EL TREN DE LA INFANCIA

Un viaje en tren a Medina del Campo me ha llevado a los años de estraperlo, sabañones, dolor, cementerio y traje azul marino. Años de abandonar el desnutrido hogar familiar y marchar con la orfandad al hombro camino del colpicio, para restaurar en él penurias bajo la sombra amparadora de una acacia regada con lágrimas de infortunio en el patio central.

Idas y venidas, pasaporte en mano, a lomos de un cetáceo de hierro que esperaba sudando en la estación antes de dar un bufido anunciando su salida. Arranque lento, ceremonioso, entre quejidos de hierros y soplidos de vapor, previos al galope enloquecido sobre raíles, con un zarandeo que impedía la estabilidad a quienes recorrían sus entrañas revisando billetes para dar con los pícaros, y pidiendo carnets de identidad con la enseña policial detrás de la solapa, para trincar a “rojos” despistados.

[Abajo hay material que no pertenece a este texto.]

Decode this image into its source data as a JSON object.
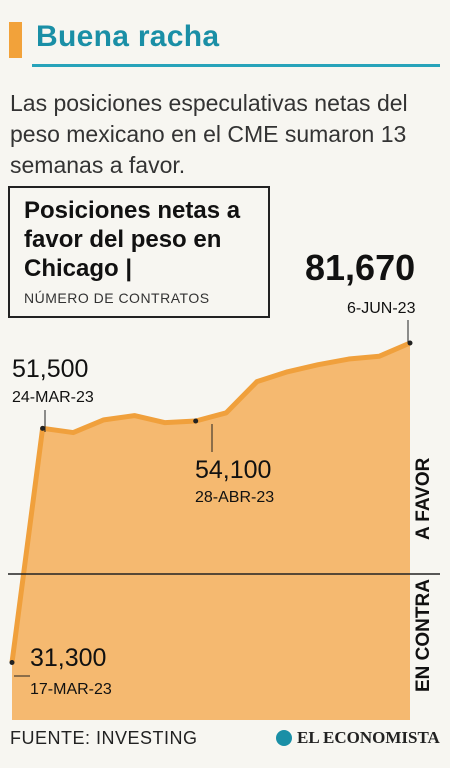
{
  "header": {
    "title": "Buena racha",
    "accent_color": "#f2a23a",
    "title_color": "#1a8fa6"
  },
  "deck": "Las posiciones especulativas netas del peso mexicano en el CME sumaron 13 semanas a favor.",
  "label": {
    "title": "Posiciones netas a favor del peso en Chicago |",
    "subtitle": "NÚMERO DE CONTRATOS"
  },
  "chart_data": {
    "type": "area",
    "series": [
      {
        "values": [
          -31300,
          51500,
          50000,
          54500,
          56000,
          53500,
          54100,
          57000,
          68000,
          71500,
          74000,
          76000,
          77000,
          81670
        ]
      }
    ],
    "fill_color": "#f5b970",
    "line_color": "#f0a03c",
    "zero_line_labels": {
      "above": "A FAVOR",
      "below": "EN CONTRA"
    },
    "annotations": [
      {
        "index": 0,
        "value_label": "31,300",
        "date_label": "17-MAR-23"
      },
      {
        "index": 1,
        "value_label": "51,500",
        "date_label": "24-MAR-23"
      },
      {
        "index": 6,
        "value_label": "54,100",
        "date_label": "28-ABR-23"
      },
      {
        "index": 13,
        "value_label": "81,670",
        "date_label": "6-JUN-23"
      }
    ]
  },
  "footer": {
    "source": "FUENTE: INVESTING",
    "brand": "EL ECONOMISTA"
  }
}
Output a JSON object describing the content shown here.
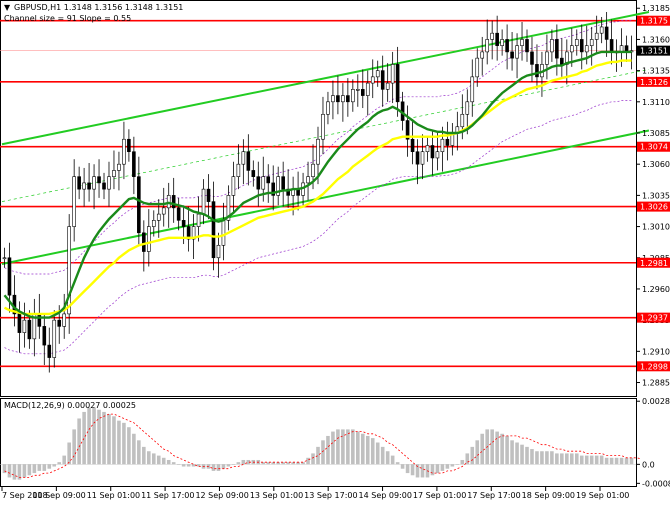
{
  "header": {
    "symbol_line": "GBPUSD,H1  1.3148 1.3156 1.3148 1.3151",
    "channel_line": "Channel size = 91 Slope = 0.55"
  },
  "colors": {
    "channel": "#22cc22",
    "level_line": "#ff0000",
    "ma_fast": "#1a8a1a",
    "ma_slow": "#ffff00",
    "bollinger": "#9933cc",
    "candle": "#000000",
    "macd_hist": "#c0c0c0",
    "macd_signal": "#ff0000",
    "level_label_bg": "#ff0000",
    "current_label_bg": "#000000"
  },
  "chart_data": [
    {
      "type": "candlestick",
      "title": "GBPUSD,H1",
      "ylim": [
        1.2875,
        1.319
      ],
      "y_ticks": [
        "1.3185",
        "1.3160",
        "1.3135",
        "1.3110",
        "1.3085",
        "1.3060",
        "1.3035",
        "1.3010",
        "1.2985",
        "1.2960",
        "1.2935",
        "1.2910",
        "1.2885"
      ],
      "x_ticks": [
        "7 Sep 2018",
        "10 Sep 09:00",
        "11 Sep 01:00",
        "11 Sep 17:00",
        "12 Sep 09:00",
        "13 Sep 01:00",
        "13 Sep 17:00",
        "14 Sep 09:00",
        "17 Sep 01:00",
        "17 Sep 17:00",
        "18 Sep 09:00",
        "19 Sep 01:00"
      ],
      "levels": [
        {
          "value": 1.3175,
          "label": "1.3175"
        },
        {
          "value": 1.3126,
          "label": "1.3126"
        },
        {
          "value": 1.3074,
          "label": "1.3074"
        },
        {
          "value": 1.3026,
          "label": "1.3026"
        },
        {
          "value": 1.2981,
          "label": "1.2981"
        },
        {
          "value": 1.2937,
          "label": "1.2937"
        },
        {
          "value": 1.2898,
          "label": "1.2898"
        }
      ],
      "current_price": {
        "value": 1.3151,
        "label": "1.3151"
      },
      "channel": {
        "upper": [
          [
            0,
            1.3076
          ],
          [
            130,
            1.3182
          ]
        ],
        "middle": [
          [
            0,
            1.303
          ],
          [
            130,
            1.3136
          ]
        ],
        "lower": [
          [
            0,
            1.298
          ],
          [
            130,
            1.3087
          ]
        ]
      },
      "closes": [
        1.2985,
        1.2955,
        1.294,
        1.2925,
        1.2935,
        1.292,
        1.294,
        1.293,
        1.2915,
        1.2905,
        1.2935,
        1.293,
        1.294,
        1.301,
        1.305,
        1.304,
        1.3045,
        1.304,
        1.305,
        1.3045,
        1.304,
        1.305,
        1.3055,
        1.306,
        1.308,
        1.307,
        1.305,
        1.3005,
        1.299,
        1.301,
        1.3015,
        1.302,
        1.3025,
        1.3035,
        1.3025,
        1.3015,
        1.301,
        1.3,
        1.301,
        1.302,
        1.304,
        1.303,
        1.2985,
        1.2995,
        1.3015,
        1.3035,
        1.305,
        1.306,
        1.307,
        1.3055,
        1.305,
        1.304,
        1.305,
        1.3045,
        1.3035,
        1.305,
        1.304,
        1.3035,
        1.304,
        1.3035,
        1.3045,
        1.305,
        1.306,
        1.308,
        1.31,
        1.311,
        1.3115,
        1.311,
        1.3115,
        1.311,
        1.312,
        1.312,
        1.3115,
        1.3125,
        1.313,
        1.3135,
        1.312,
        1.3125,
        1.314,
        1.311,
        1.3095,
        1.308,
        1.307,
        1.306,
        1.307,
        1.3075,
        1.3065,
        1.307,
        1.308,
        1.3075,
        1.3085,
        1.309,
        1.31,
        1.311,
        1.313,
        1.3145,
        1.315,
        1.316,
        1.3165,
        1.3155,
        1.316,
        1.315,
        1.3145,
        1.3155,
        1.316,
        1.315,
        1.314,
        1.313,
        1.314,
        1.315,
        1.316,
        1.3145,
        1.314,
        1.315,
        1.3155,
        1.316,
        1.315,
        1.3155,
        1.316,
        1.3165,
        1.317,
        1.316,
        1.315,
        1.315,
        1.3155,
        1.315,
        1.3151
      ],
      "ma_fast": [
        1.2955,
        1.295,
        1.2945,
        1.2942,
        1.294,
        1.2938,
        1.2937,
        1.2937,
        1.2937,
        1.2937,
        1.2939,
        1.2941,
        1.2945,
        1.2955,
        1.2965,
        1.2975,
        1.2985,
        1.2993,
        1.3,
        1.3006,
        1.3011,
        1.3016,
        1.302,
        1.3024,
        1.3028,
        1.3032,
        1.3033,
        1.3031,
        1.3029,
        1.3028,
        1.3028,
        1.3028,
        1.3028,
        1.3029,
        1.3028,
        1.3027,
        1.3026,
        1.3024,
        1.3022,
        1.3021,
        1.302,
        1.3018,
        1.3015,
        1.3014,
        1.3015,
        1.3018,
        1.3021,
        1.3025,
        1.3029,
        1.3031,
        1.3033,
        1.3035,
        1.3036,
        1.3037,
        1.3037,
        1.3038,
        1.3039,
        1.3039,
        1.304,
        1.304,
        1.3041,
        1.3043,
        1.3046,
        1.305,
        1.3056,
        1.3062,
        1.3067,
        1.3072,
        1.3076,
        1.308,
        1.3084,
        1.3088,
        1.3091,
        1.3094,
        1.3098,
        1.3101,
        1.3103,
        1.3104,
        1.3106,
        1.3104,
        1.3101,
        1.3098,
        1.3095,
        1.3092,
        1.309,
        1.3088,
        1.3087,
        1.3086,
        1.3086,
        1.3085,
        1.3085,
        1.3085,
        1.3086,
        1.3088,
        1.3091,
        1.3095,
        1.3099,
        1.3104,
        1.3109,
        1.3113,
        1.3117,
        1.312,
        1.3123,
        1.3126,
        1.3129,
        1.3131,
        1.3132,
        1.3133,
        1.3134,
        1.3136,
        1.3138,
        1.3139,
        1.3139,
        1.3141,
        1.3142,
        1.3143,
        1.3144,
        1.3145,
        1.3147,
        1.3149,
        1.315,
        1.315,
        1.315,
        1.315,
        1.315,
        1.315,
        1.315
      ],
      "ma_slow": [
        1.2945,
        1.2943,
        1.2942,
        1.2941,
        1.294,
        1.294,
        1.294,
        1.294,
        1.294,
        1.294,
        1.2941,
        1.2942,
        1.2943,
        1.2946,
        1.295,
        1.2954,
        1.2958,
        1.2962,
        1.2966,
        1.297,
        1.2974,
        1.2978,
        1.2981,
        1.2985,
        1.2988,
        1.2991,
        1.2993,
        1.2995,
        1.2996,
        1.2997,
        1.2998,
        1.2999,
        1.3,
        1.3001,
        1.3001,
        1.3001,
        1.3001,
        1.3001,
        1.3001,
        1.3002,
        1.3003,
        1.3003,
        1.3002,
        1.3002,
        1.3003,
        1.3005,
        1.3007,
        1.3009,
        1.3011,
        1.3013,
        1.3015,
        1.3017,
        1.3018,
        1.3019,
        1.302,
        1.3021,
        1.3022,
        1.3023,
        1.3024,
        1.3025,
        1.3026,
        1.3028,
        1.303,
        1.3033,
        1.3036,
        1.304,
        1.3044,
        1.3048,
        1.3051,
        1.3054,
        1.3058,
        1.3061,
        1.3064,
        1.3067,
        1.307,
        1.3073,
        1.3075,
        1.3077,
        1.308,
        1.3081,
        1.3082,
        1.3082,
        1.3082,
        1.3082,
        1.3082,
        1.3082,
        1.3082,
        1.3082,
        1.3083,
        1.3083,
        1.3084,
        1.3085,
        1.3087,
        1.3089,
        1.3092,
        1.3095,
        1.3098,
        1.3101,
        1.3104,
        1.3107,
        1.311,
        1.3112,
        1.3114,
        1.3116,
        1.3118,
        1.312,
        1.3121,
        1.3122,
        1.3123,
        1.3125,
        1.3127,
        1.3128,
        1.3129,
        1.313,
        1.3131,
        1.3132,
        1.3134,
        1.3135,
        1.3137,
        1.3139,
        1.314,
        1.3141,
        1.3142,
        1.3142,
        1.3143,
        1.3143,
        1.3143
      ]
    },
    {
      "type": "bar",
      "title": "MACD(12,26,9) 0.00027 0.00025",
      "ylim": [
        -0.0009,
        0.0029
      ],
      "y_ticks": [
        "0.00289",
        "0.0",
        "-0.00087"
      ],
      "histogram": [
        -0.0004,
        -0.0006,
        -0.0007,
        -0.0007,
        -0.0006,
        -0.0005,
        -0.0004,
        -0.0003,
        -0.0003,
        -0.0002,
        -0.0001,
        0.0001,
        0.0004,
        0.001,
        0.0016,
        0.0021,
        0.0024,
        0.0026,
        0.0026,
        0.0025,
        0.0024,
        0.0023,
        0.0022,
        0.002,
        0.0019,
        0.0017,
        0.0014,
        0.0011,
        0.0008,
        0.0006,
        0.0005,
        0.0004,
        0.0003,
        0.0002,
        0.0001,
        0.0,
        -0.0001,
        -0.0001,
        -0.0001,
        -0.0001,
        -0.0002,
        -0.0002,
        -0.0003,
        -0.0003,
        -0.0002,
        -0.0001,
        0.0,
        0.0001,
        0.0002,
        0.0002,
        0.0002,
        0.0002,
        0.0001,
        0.0001,
        0.0001,
        0.0001,
        0.0001,
        0.0001,
        0.0001,
        0.0001,
        0.0001,
        0.0003,
        0.0005,
        0.0008,
        0.0011,
        0.0013,
        0.0015,
        0.0016,
        0.0016,
        0.0016,
        0.0016,
        0.0015,
        0.0014,
        0.0013,
        0.0012,
        0.001,
        0.0008,
        0.0006,
        0.0004,
        0.0001,
        -0.0002,
        -0.0004,
        -0.0005,
        -0.0006,
        -0.0006,
        -0.0006,
        -0.0005,
        -0.0004,
        -0.0003,
        -0.0002,
        -0.0001,
        0.0,
        0.0002,
        0.0005,
        0.0008,
        0.0011,
        0.0014,
        0.0016,
        0.0016,
        0.0015,
        0.0014,
        0.0013,
        0.0011,
        0.001,
        0.0009,
        0.0008,
        0.0007,
        0.0006,
        0.0006,
        0.0006,
        0.0006,
        0.0005,
        0.0005,
        0.0005,
        0.0005,
        0.0005,
        0.0004,
        0.0004,
        0.0004,
        0.0004,
        0.0004,
        0.0003,
        0.0003,
        0.0003,
        0.0003,
        0.0003,
        0.0003
      ],
      "signal": [
        -0.0003,
        -0.0004,
        -0.0005,
        -0.0006,
        -0.0006,
        -0.0006,
        -0.0005,
        -0.0005,
        -0.0004,
        -0.0004,
        -0.0003,
        -0.0002,
        -0.0001,
        0.0001,
        0.0004,
        0.0008,
        0.0012,
        0.0016,
        0.0019,
        0.0021,
        0.0022,
        0.0023,
        0.0023,
        0.0022,
        0.0021,
        0.002,
        0.0019,
        0.0017,
        0.0015,
        0.0013,
        0.0011,
        0.0009,
        0.0007,
        0.0006,
        0.0004,
        0.0003,
        0.0002,
        0.0001,
        0.0,
        -0.0001,
        -0.0001,
        -0.0001,
        -0.0002,
        -0.0002,
        -0.0002,
        -0.0002,
        -0.0001,
        -0.0001,
        0.0,
        0.0001,
        0.0001,
        0.0001,
        0.0001,
        0.0001,
        0.0001,
        0.0001,
        0.0001,
        0.0001,
        0.0001,
        0.0001,
        0.0001,
        0.0002,
        0.0003,
        0.0004,
        0.0006,
        0.0008,
        0.001,
        0.0012,
        0.0013,
        0.0014,
        0.0015,
        0.0015,
        0.0015,
        0.0014,
        0.0014,
        0.0013,
        0.0012,
        0.001,
        0.0009,
        0.0007,
        0.0005,
        0.0003,
        0.0001,
        -0.0001,
        -0.0002,
        -0.0003,
        -0.0004,
        -0.0004,
        -0.0004,
        -0.0003,
        -0.0003,
        -0.0002,
        -0.0001,
        0.0001,
        0.0002,
        0.0004,
        0.0006,
        0.0008,
        0.001,
        0.0012,
        0.0013,
        0.0013,
        0.0013,
        0.0013,
        0.0012,
        0.0012,
        0.0011,
        0.001,
        0.0009,
        0.0009,
        0.0008,
        0.0007,
        0.0007,
        0.0006,
        0.0006,
        0.0006,
        0.0006,
        0.0005,
        0.0005,
        0.0005,
        0.0005,
        0.0004,
        0.0004,
        0.0004,
        0.0004,
        0.0003,
        0.0003,
        0.0003,
        0.00025
      ]
    }
  ]
}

Rodando hierro sobre hierro se acometían las trincheras tajadas en oteros, donde el ruido se hacía más ensordecedor como presagio de trueno y el ajetreo multiplicaba el estrépito, preludio de catástrofe. Todo el temor quedaba en la simple ceguera por la carbonilla que entraba en el compartimiento tiznando de puntos negros las camisas, cuando alguien se olvidaba subir la ventanilla, antes de introducirse la máquina en las fauces de la montaña a través del túnel arqueado con granito.

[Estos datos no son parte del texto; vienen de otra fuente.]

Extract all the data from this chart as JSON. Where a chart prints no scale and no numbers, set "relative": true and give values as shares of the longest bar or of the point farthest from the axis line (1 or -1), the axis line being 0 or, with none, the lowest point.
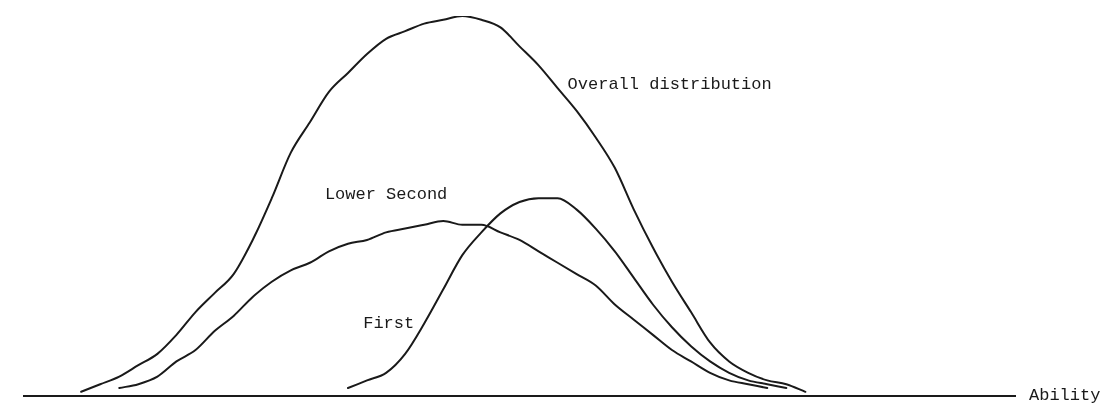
{
  "chart_data": {
    "type": "line",
    "relative": true,
    "xlabel": "Ability",
    "legend": false,
    "grid": false,
    "marker": "none",
    "line_style": "solid",
    "categories": [
      null,
      null,
      null,
      null,
      null,
      null,
      null,
      null,
      null,
      null,
      null,
      null,
      null,
      null,
      null,
      null,
      null,
      null,
      null,
      null,
      null,
      null,
      null,
      null,
      null,
      null,
      null,
      null,
      null,
      null,
      null,
      null,
      null,
      null,
      null,
      null,
      null,
      null,
      null,
      null,
      null,
      null,
      null,
      null,
      null,
      null,
      null,
      null,
      null,
      null,
      null,
      null,
      null
    ],
    "series": [
      {
        "name": "Overall distribution",
        "color": "#1a1a1a",
        "values": [
          null,
          null,
          null,
          0.01,
          0.03,
          0.05,
          0.08,
          0.11,
          0.16,
          0.22,
          0.27,
          0.32,
          0.41,
          0.52,
          0.64,
          0.72,
          0.8,
          0.85,
          0.9,
          0.94,
          0.96,
          0.98,
          0.99,
          1,
          0.99,
          0.97,
          0.92,
          0.87,
          0.81,
          0.75,
          0.68,
          0.6,
          0.49,
          0.39,
          0.3,
          0.22,
          0.14,
          0.09,
          0.06,
          0.04,
          0.03,
          0.01,
          null,
          null,
          null,
          null,
          null,
          null,
          null,
          null,
          null,
          null,
          null
        ]
      },
      {
        "name": "Lower Second",
        "color": "#1a1a1a",
        "values": [
          null,
          null,
          null,
          null,
          null,
          0.02,
          0.03,
          0.05,
          0.09,
          0.12,
          0.17,
          0.21,
          0.26,
          0.3,
          0.33,
          0.35,
          0.38,
          0.4,
          0.41,
          0.43,
          0.44,
          0.45,
          0.46,
          0.45,
          0.45,
          0.43,
          0.41,
          0.38,
          0.35,
          0.32,
          0.29,
          0.24,
          0.2,
          0.16,
          0.12,
          0.09,
          0.06,
          0.04,
          0.03,
          0.02,
          null,
          null,
          null,
          null,
          null,
          null,
          null,
          null,
          null,
          null,
          null,
          null,
          null
        ]
      },
      {
        "name": "First",
        "color": "#1a1a1a",
        "values": [
          null,
          null,
          null,
          null,
          null,
          null,
          null,
          null,
          null,
          null,
          null,
          null,
          null,
          null,
          null,
          null,
          null,
          0.02,
          0.04,
          0.06,
          0.11,
          0.19,
          0.28,
          0.37,
          0.43,
          0.48,
          0.51,
          0.52,
          0.52,
          0.49,
          0.44,
          0.38,
          0.31,
          0.24,
          0.18,
          0.13,
          0.09,
          0.06,
          0.04,
          0.03,
          0.02,
          null,
          null,
          null,
          null,
          null,
          null,
          null,
          null,
          null,
          null,
          null,
          null
        ]
      }
    ]
  }
}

Soplaba y resoplaba el monstruo de acero en la planicie saludando con su columna de humo a los campesinos que agitaban pañuelos al viento asombrados de ver aquel prodigio trotar desenfrenado en la pradera, mientras ellos roturaban la tierra con yuntas de bueyes o recogían espigas en verano a golpe de hoz sobre las cañas.

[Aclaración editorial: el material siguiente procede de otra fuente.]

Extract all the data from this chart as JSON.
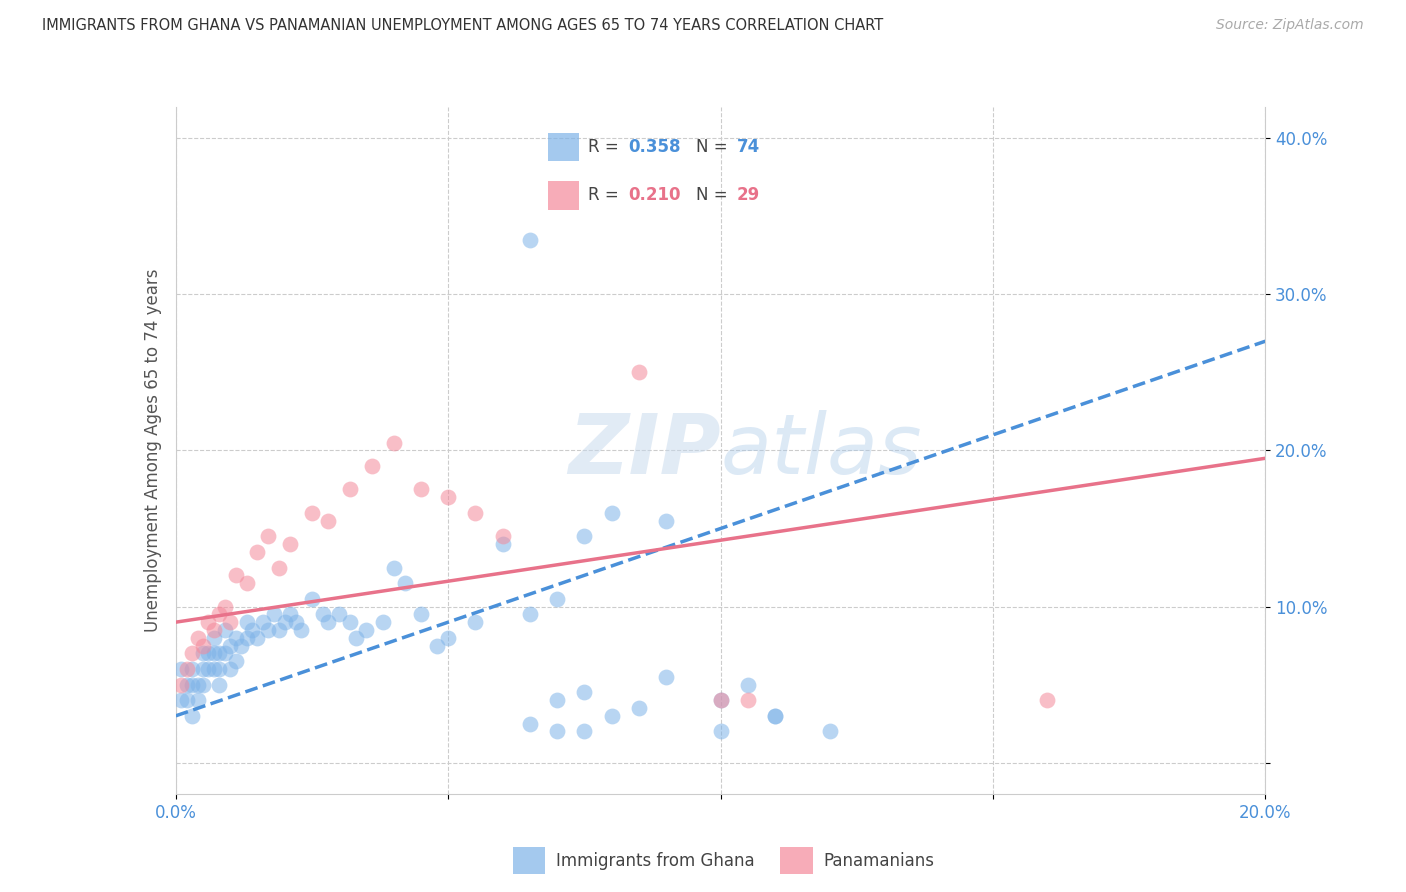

Paradas interminables para calmar la sed del endriago. Incesante trasiego de viajeros. Asiento de tercera, con listones de madera que vareaban el cuerpo. Pan de hogaza con embutido, tortilla y torreznos compartidos a golpe de navaja, mientras pasaba de mano en mano alguna bota de vino, entre bromas, chascarrillos y anécdotas que amenizaban el viaje del huérfano cabizbajo en el camino de ida al colpicio, tornándose meses después en nerviosa celeridad del reloj al regresar esperanzado a la casa prometida de los abuelos.